I have a list of items implementing an interface. For the question, let’s use this example interface:
interface Person
{
void AgeAYear();
}
There are two classes
class NormalPerson : Person
{
int age = 0;
void AgeAYear()
{
age++;
//do some more stuff...
}
}
class ImmortalPerson : Person
{
void AgeAYear()
{
//do nothing...
}
}
For other reasons, I need them both of the list. But for this call, when I loop through my list of Persons, I may be calling empty functions. Will this have a performance impact? If so, how much? Will the empty function, for all intents and purposes, be optimized out?
NOTE: In the real example, the ImmortalPerson has other methods that do have code – it is not just an object that does nothing.
Highly unlikely to have a meaningful performance impact.
You can quantify it exactly for your specific code paths using a profiler. We can not, because we don’t know the code paths. We can guess, and tell you it almost surely doesn’t matter because this is extremely unlikely to be a bottleneck in your application (are you really sitting there calling
Person.AgeAYearin a tight loop?).Only you can find out precisely by getting out a profiler and measuring.

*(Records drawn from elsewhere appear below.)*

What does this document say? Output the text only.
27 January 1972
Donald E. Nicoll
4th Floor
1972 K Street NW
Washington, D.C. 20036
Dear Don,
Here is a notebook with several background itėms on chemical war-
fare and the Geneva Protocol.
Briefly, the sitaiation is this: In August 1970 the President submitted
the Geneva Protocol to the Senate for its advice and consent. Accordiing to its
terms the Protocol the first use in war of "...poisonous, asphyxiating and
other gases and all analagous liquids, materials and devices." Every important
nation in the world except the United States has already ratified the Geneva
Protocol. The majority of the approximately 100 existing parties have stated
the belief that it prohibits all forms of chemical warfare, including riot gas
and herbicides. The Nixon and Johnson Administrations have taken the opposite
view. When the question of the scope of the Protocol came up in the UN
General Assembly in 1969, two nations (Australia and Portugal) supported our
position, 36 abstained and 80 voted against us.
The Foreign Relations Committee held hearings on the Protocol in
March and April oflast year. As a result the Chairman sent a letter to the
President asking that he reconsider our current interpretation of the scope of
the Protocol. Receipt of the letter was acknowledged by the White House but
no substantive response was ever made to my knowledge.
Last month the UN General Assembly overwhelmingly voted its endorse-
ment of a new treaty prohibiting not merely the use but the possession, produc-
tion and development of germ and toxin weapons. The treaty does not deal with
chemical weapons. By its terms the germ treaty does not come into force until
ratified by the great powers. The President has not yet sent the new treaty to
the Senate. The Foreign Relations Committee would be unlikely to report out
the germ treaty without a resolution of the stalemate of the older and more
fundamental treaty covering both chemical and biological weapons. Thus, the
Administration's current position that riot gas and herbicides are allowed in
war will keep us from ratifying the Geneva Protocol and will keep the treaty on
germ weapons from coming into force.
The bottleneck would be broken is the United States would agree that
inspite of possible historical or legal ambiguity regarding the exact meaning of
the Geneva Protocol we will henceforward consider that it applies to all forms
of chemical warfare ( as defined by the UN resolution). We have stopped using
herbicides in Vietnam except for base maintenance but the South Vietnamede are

It’s certainly possible but it might not; it might even change in future version of the JITter, or change from platform to platform (different platforms have different JITters). If you really want to know, compile your application, and look at the disassembled JITted code (not the IL!).
But I’ll say this: this is almost surely, almost definitely not something worth worrying about or putting any time into. Unless you are calling
Person.AgeAYearin a tight loop in performance critical code, it’s not a bottleneck in your application. You could spend time on this, or you could spend time improving your application. Your time has an opportunity cost too.